I'm in the same I don't know much about art, but I know what I like camp. The painting had me scratching my noggin and saying, "This is art?":confused: I see it kind of like people saying how caviar is an acquired taste.:rolleyes: In my book, if something is good, it's good at first blush and deeper examination.
 
Even that simple definition isn't universal... For about 100 years, Cubists, Dadaists, Surrealists, Stravinsky, and others have disagreed with the contention that all art must be beautiful.

Well, to me, art is beautiful. When I buy a painting, it has to be beautiful. But again, things can be beautiful in different ways.
 
Well, to me, art is beautiful. When I buy a painting, it has to be beautiful. But again, things can be beautiful in different ways.

Everyone has different tastes, and people do tend to buy what they like, however, in regards to "beauty"...

I thoroughly enjoy listening to Stravinsky's Le Sacre de Printemps ("The Rite of Spring") but I find little "beauty" within it. Nor would I consider it to be "beautiful in a different way". But I do consider it as a work of art.
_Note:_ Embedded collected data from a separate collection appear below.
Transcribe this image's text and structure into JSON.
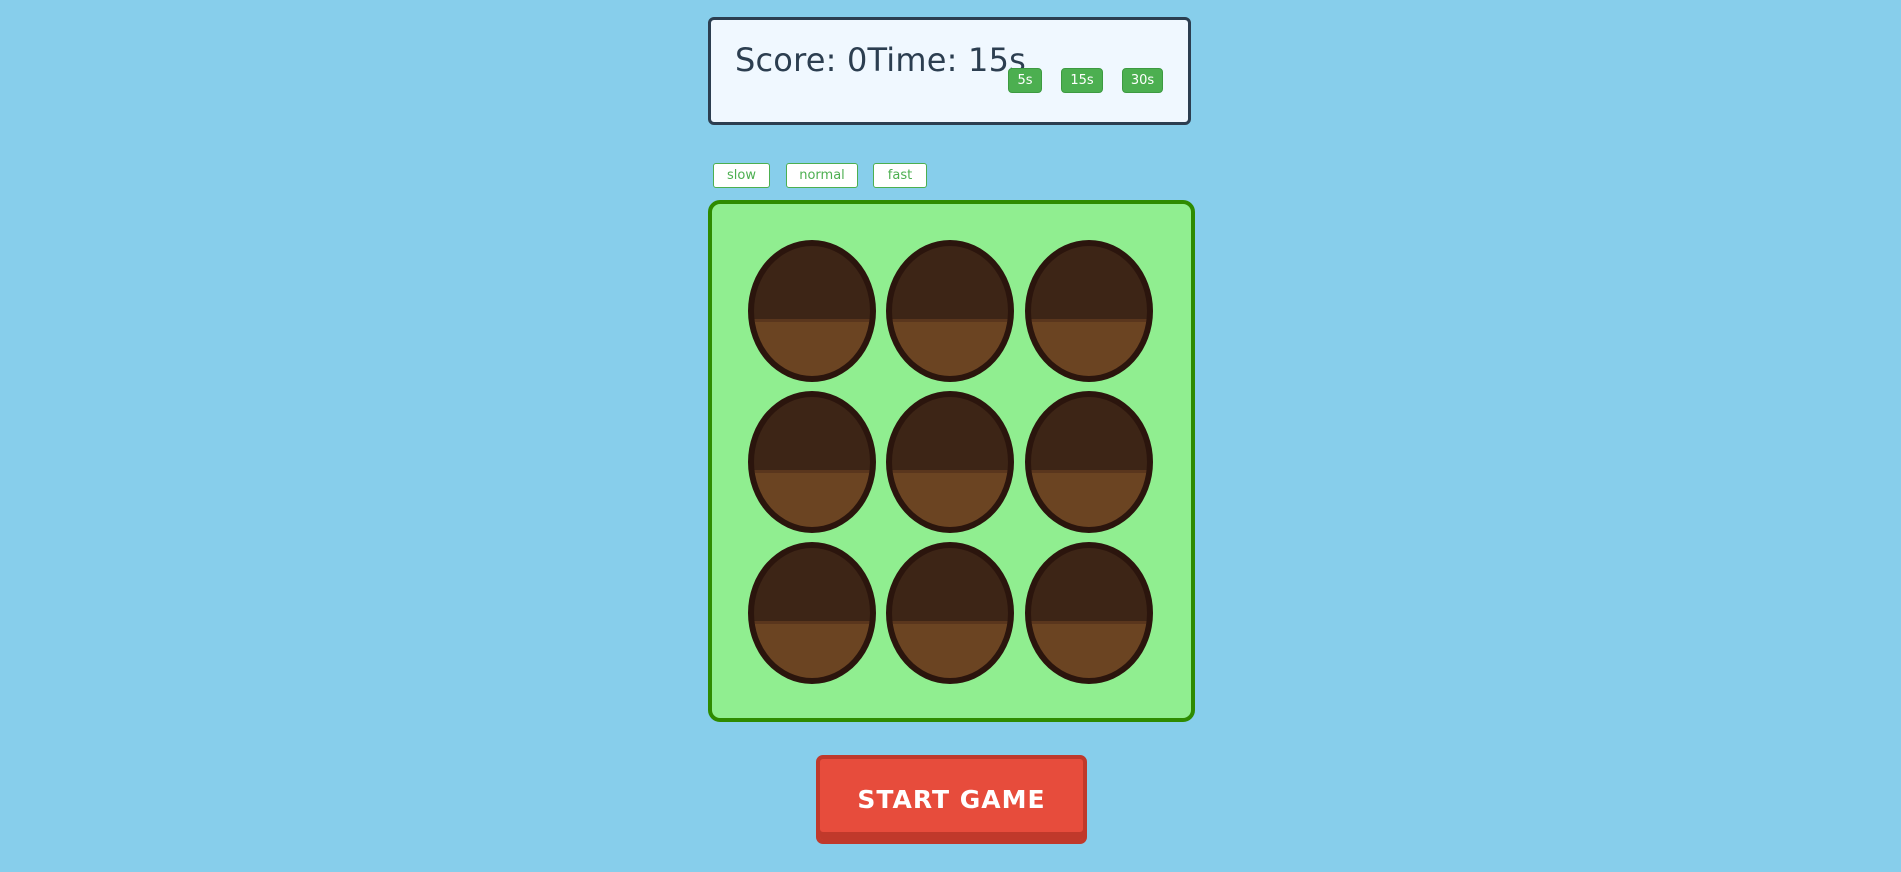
{
  "scoreboard": {
    "score_text": "Score: 0",
    "time_text": "Time: 15s",
    "duration_buttons": [
      "5s",
      "15s",
      "30s"
    ]
  },
  "speed_buttons": [
    "slow",
    "normal",
    "fast"
  ],
  "board": {
    "rows": 3,
    "cols": 3,
    "hole_icon": "dirt-hole-icon"
  },
  "start_button_label": "START GAME",
  "colors": {
    "background": "#87ceeb",
    "board": "#90ee90",
    "board_border": "#2e8b00",
    "accent_green": "#4caf50",
    "start_button": "#e74c3c",
    "hole_dark": "#3d2516",
    "hole_light": "#6b4422"
  }
}
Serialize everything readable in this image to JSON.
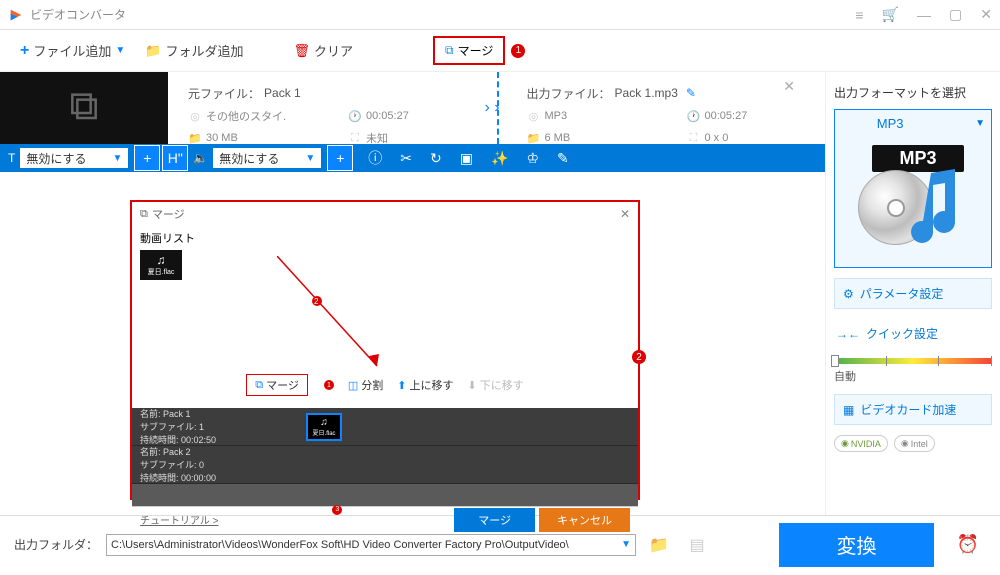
{
  "title": "ビデオコンバータ",
  "toolbar": {
    "add_file": "ファイル追加",
    "add_folder": "フォルダ追加",
    "clear": "クリア",
    "merge": "マージ"
  },
  "file_info": {
    "source_label": "元ファイル：",
    "source_name": "Pack 1",
    "output_label": "出力ファイル：",
    "output_name": "Pack 1.mp3",
    "source_style": "その他のスタイ.",
    "source_duration": "00:05:27",
    "source_size": "30 MB",
    "source_res": "未知",
    "output_format": "MP3",
    "output_duration": "00:05:27",
    "output_size": "6 MB",
    "output_res": "0 x 0"
  },
  "actionbar": {
    "disable1": "無効にする",
    "disable2": "無効にする"
  },
  "merge_dialog": {
    "title": "マージ",
    "video_list": "動画リスト",
    "thumb_label": "夏日.flac",
    "merge": "マージ",
    "split": "分割",
    "move_up": "上に移す",
    "move_down": "下に移す",
    "pack1_name": "名前: Pack 1",
    "pack1_sub": "サブファイル: 1",
    "pack1_time": "持続時間: 00:02:50",
    "pack2_name": "名前: Pack 2",
    "pack2_sub": "サブファイル: 0",
    "pack2_time": "持続時間: 00:00:00",
    "tutorial": "チュートリアル >",
    "merge_btn": "マージ",
    "cancel_btn": "キャンセル"
  },
  "right_panel": {
    "title": "出力フォーマットを選択",
    "format": "MP3",
    "param_settings": "パラメータ設定",
    "quick_settings": "クイック設定",
    "auto": "自動",
    "gpu_accel": "ビデオカード加速",
    "nvidia": "NVIDIA",
    "intel": "Intel"
  },
  "bottom": {
    "label": "出力フォルダ：",
    "path": "C:\\Users\\Administrator\\Videos\\WonderFox Soft\\HD Video Converter Factory Pro\\OutputVideo\\",
    "convert": "変換"
  },
  "badges": {
    "b1": "1",
    "b2": "2",
    "b3": "3"
  }
}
It's not beautiful, it's dissonance and very emotional, primordial, and brutal. And that seems totally appropriate, since the work depicts a pagan ritual in which a young girl dances herself to death, sacrificing herself to the god of Spring in order to gain his benevolence.
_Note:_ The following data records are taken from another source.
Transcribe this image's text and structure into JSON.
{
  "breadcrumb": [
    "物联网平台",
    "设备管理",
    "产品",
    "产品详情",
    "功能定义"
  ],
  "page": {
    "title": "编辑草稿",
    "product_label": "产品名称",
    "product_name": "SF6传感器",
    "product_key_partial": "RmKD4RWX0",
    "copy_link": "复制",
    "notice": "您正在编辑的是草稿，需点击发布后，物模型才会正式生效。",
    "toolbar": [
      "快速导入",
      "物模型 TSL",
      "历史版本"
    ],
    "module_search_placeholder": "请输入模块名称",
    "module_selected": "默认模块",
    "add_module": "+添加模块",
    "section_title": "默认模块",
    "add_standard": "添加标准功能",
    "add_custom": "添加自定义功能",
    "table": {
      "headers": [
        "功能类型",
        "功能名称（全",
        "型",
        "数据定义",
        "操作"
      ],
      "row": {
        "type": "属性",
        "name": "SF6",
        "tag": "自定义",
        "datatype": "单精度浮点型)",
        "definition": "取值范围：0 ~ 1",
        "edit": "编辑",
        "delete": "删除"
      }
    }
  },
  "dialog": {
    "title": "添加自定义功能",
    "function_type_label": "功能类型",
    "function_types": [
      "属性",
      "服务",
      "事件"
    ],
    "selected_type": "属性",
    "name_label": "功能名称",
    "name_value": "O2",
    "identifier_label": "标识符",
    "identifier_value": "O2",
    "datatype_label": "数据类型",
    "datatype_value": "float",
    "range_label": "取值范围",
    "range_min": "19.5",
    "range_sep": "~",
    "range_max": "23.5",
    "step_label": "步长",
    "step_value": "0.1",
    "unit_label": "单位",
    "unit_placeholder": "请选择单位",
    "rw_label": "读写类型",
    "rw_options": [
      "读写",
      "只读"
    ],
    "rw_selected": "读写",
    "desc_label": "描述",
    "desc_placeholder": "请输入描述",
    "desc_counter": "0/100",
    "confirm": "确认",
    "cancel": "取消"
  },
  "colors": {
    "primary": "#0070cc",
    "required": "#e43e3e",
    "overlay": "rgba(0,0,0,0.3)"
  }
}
The real world isn't 100% beautiful. Why should an artist limit himself/herself to imitating only things of beauty?
 
Everyone has different tastes, and people do tend to buy what they like, however, in regards to "beauty"...

I thoroughly enjoy listening to Stravinsky's Le Sacre de Printemps ("The Rite of Spring") but I find little "beauty" within it. Nor would I consider it to be "beautiful in a different way". But it is art.

It's not beautiful, it's dissonance and very emotional, primordial, and brutal. And that seems totally appropriate, since the work depicts a pagan ritual in which a young girl dances herself to death, sacrificing herself to the god of Spring in order to gain his benevolence.

The real world isn't 100% beautiful. Why should an artist limit himself/herself to imitating only things of beauty?

QFT
That was an elegant way of saying what I was trying to get at.